Getting Started with WebGPU
Learn the Fundamentals
-
Raw WebGPU: Start with the basics
-
Use a Library: For practical projects
- Three.js: Now has WebGPU renderer
- Babylon.js: WebGPU support
- wgpu-matrix: Math utilities
Simple Compute Example
Here's a minimal compute shader that adds two arrays:
// Full working example: Add two arrays on GPU
async function gpuAdd(a, b) {
const adapter = await navigator.gpu.requestAdapter();
const device = await adapter.requestDevice();
const shader = device.createShaderModule({
code: `
@group(0) @binding(0) var<storage, read> a: array<f32>;
@group(0) @binding(1) var<storage, read> b: array<f32>;
@group(0) @binding(2) var<storage, read_write> result: array<f32>;
@compute @workgroup_size(64)
fn main(@builtin(global_invocation_id) id: vec3u) {
result[id.x] = a[id.x] + b[id.x];
}
`,
});
const pipeline = device.createComputePipeline({
layout: 'auto',
compute: { module: shader, entryPoint: 'main' },
});
// Create buffers
const size = a.byteLength;
const bufferA = device.createBuffer({
size,
usage: GPUBufferUsage.STORAGE | GPUBufferUsage.COPY_DST,
});
const bufferB = device.createBuffer({
size,
usage: GPUBufferUsage.STORAGE | GPUBufferUsage.COPY_DST,
});
const bufferResult = device.createBuffer({
size,
usage: GPUBufferUsage.STORAGE | GPUBufferUsage.COPY_SRC,
});
const bufferRead = device.createBuffer({
size,
usage: GPUBufferUsage.MAP_READ | GPUBufferUsage.COPY_DST,
});
device.queue.writeBuffer(bufferA, 0, a);
device.queue.writeBuffer(bufferB, 0, b);
const bindGroup = device.createBindGroup({
layout: pipeline.getBindGroupLayout(0),
entries: [
{ binding: 0, resource: { buffer: bufferA } },
{ binding: 1, resource: { buffer: bufferB } },
{ binding: 2, resource: { buffer: bufferResult } },
],
});
const encoder = device.createCommandEncoder();
const pass = encoder.beginComputePass();
pass.setPipeline(pipeline);
pass.setBindGroup(0, bindGroup);
pass.dispatchWorkgroups(Math.ceil(a.length / 64));
pass.end();
encoder.copyBufferToBuffer(bufferResult, 0, bufferRead, 0, size);
device.queue.submit([encoder.finish()]);
await bufferRead.mapAsync(GPUMapMode.READ);
const result = new Float32Array(bufferRead.getMappedRange().slice(0));
bufferRead.unmap();
return result;
}
// Usage
const a = new Float32Array([1, 2, 3, 4]);
const b = new Float32Array([5, 6, 7, 8]);
const result = await gpuAdd(a, b);
console.log(result); // Float32Array [6, 8, 10, 12]

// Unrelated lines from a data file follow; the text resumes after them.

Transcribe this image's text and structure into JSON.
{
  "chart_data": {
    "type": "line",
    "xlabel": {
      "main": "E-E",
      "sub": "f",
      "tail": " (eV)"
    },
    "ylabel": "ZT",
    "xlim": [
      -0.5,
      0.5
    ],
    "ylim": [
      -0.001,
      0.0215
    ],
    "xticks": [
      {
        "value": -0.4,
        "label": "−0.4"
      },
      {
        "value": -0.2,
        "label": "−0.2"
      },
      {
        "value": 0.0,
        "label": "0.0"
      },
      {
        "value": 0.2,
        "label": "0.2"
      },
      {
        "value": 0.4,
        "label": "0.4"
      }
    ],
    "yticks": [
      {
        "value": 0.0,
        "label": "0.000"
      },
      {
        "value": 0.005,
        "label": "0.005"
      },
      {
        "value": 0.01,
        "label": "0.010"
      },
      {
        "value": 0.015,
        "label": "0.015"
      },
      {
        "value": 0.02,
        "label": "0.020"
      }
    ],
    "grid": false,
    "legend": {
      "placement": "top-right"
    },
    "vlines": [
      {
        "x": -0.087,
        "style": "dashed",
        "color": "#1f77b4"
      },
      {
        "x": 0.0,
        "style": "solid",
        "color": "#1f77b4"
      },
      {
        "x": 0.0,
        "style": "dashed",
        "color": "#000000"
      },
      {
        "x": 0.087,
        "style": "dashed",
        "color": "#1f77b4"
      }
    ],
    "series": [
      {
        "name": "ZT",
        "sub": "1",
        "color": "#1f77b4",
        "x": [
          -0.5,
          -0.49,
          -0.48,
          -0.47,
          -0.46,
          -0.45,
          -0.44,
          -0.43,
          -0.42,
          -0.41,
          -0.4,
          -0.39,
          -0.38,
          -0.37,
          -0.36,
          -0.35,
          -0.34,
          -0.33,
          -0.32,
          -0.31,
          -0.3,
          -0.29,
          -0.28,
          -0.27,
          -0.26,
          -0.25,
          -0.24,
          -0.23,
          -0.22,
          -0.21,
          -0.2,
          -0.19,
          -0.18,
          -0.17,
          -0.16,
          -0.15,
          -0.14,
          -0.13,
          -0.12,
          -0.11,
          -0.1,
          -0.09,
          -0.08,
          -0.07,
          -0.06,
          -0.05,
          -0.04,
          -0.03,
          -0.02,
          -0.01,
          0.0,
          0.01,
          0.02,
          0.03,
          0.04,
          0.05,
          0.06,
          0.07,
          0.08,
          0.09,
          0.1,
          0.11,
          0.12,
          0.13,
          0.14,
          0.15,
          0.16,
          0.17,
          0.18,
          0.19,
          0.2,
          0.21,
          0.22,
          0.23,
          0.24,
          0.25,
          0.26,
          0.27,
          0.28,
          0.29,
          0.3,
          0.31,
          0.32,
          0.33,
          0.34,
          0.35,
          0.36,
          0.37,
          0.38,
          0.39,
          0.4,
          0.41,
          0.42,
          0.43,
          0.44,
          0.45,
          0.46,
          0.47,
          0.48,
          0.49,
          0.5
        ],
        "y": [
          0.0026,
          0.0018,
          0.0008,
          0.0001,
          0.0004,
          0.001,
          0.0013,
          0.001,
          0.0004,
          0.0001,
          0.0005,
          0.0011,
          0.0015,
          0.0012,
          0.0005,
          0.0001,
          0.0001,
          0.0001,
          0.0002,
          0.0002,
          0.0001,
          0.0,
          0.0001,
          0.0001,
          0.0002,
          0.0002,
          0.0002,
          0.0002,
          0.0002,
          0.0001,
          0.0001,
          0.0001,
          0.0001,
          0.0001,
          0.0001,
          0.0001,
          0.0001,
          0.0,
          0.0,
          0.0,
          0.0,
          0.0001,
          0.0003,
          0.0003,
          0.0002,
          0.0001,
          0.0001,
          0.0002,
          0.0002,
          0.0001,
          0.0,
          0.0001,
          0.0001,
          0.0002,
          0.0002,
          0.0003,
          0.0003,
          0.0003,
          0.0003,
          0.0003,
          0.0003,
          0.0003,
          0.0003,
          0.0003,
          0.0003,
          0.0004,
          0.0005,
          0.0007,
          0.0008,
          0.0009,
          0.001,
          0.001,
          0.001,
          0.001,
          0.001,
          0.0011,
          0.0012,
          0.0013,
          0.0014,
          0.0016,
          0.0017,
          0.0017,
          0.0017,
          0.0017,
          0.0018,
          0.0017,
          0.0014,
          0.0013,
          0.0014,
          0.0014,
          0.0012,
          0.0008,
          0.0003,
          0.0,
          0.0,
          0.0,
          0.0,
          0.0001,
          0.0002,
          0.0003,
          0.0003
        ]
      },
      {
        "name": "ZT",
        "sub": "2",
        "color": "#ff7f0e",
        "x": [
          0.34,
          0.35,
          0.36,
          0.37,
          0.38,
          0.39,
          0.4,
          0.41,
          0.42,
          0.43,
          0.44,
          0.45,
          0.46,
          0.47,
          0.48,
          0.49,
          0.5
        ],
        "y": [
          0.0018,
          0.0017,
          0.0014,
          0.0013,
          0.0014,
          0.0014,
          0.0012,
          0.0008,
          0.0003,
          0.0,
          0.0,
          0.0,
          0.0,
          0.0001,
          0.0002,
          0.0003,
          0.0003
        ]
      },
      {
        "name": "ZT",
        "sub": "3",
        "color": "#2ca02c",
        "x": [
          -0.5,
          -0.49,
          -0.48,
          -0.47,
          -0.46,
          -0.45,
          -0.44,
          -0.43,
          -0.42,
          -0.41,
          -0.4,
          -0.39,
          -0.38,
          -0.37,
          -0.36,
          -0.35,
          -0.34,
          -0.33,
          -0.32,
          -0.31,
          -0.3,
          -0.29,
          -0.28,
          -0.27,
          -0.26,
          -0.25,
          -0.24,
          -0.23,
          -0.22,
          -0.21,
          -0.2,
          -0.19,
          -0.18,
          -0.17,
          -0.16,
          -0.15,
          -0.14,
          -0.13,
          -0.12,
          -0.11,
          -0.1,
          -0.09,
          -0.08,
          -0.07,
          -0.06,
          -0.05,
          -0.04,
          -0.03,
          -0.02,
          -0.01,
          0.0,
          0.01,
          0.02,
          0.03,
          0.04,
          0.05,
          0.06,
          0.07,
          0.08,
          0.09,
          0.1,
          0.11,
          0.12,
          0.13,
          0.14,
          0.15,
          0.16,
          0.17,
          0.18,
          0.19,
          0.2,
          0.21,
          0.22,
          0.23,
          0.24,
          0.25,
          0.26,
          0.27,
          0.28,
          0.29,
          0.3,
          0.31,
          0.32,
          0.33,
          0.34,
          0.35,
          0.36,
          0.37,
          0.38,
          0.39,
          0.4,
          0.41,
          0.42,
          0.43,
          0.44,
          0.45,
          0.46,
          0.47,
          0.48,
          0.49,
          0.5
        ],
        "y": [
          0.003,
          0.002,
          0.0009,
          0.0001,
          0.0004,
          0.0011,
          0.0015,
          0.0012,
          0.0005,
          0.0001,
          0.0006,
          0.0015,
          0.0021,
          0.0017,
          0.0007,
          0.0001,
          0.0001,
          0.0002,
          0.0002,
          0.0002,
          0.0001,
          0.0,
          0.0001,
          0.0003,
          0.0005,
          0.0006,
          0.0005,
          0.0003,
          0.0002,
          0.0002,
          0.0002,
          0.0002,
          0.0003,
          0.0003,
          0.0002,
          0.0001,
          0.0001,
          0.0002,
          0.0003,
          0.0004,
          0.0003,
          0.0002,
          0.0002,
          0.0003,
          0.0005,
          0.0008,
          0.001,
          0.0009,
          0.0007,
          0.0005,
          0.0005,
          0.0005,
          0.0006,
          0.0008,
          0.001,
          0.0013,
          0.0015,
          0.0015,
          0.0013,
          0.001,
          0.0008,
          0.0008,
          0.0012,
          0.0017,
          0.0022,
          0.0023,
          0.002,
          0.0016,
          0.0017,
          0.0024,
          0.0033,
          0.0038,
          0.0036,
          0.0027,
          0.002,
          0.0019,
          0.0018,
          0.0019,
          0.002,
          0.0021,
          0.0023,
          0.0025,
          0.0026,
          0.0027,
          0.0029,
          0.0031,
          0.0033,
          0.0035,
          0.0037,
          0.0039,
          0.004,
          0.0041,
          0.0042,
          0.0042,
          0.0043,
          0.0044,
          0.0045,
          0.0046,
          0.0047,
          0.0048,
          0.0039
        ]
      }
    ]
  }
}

Yes, it's verbose for adding numbers. But when you're processing millions of values, the parallelism makes it worthwhile.
Conclusion
WebGPU represents a fundamental expansion of web platform capabilities. By exposing modern GPU features—especially compute shaders—it enables application categories that were previously native-only:
- Real-time machine learning inference
- Advanced graphics and visualization
- Scientific simulation
- High-performance media processing
For AI in the browser specifically, WebGPU is foundational. The same infrastructure that enables WebGPU-accelerated ML inference will eventually enable native browser AI APIs.
When you hear about running LLMs in the browser or AI-powered web apps, WebGPU is what makes it possible. It's not just a graphics API—it's the compute layer that the next generation of web applications will be built on.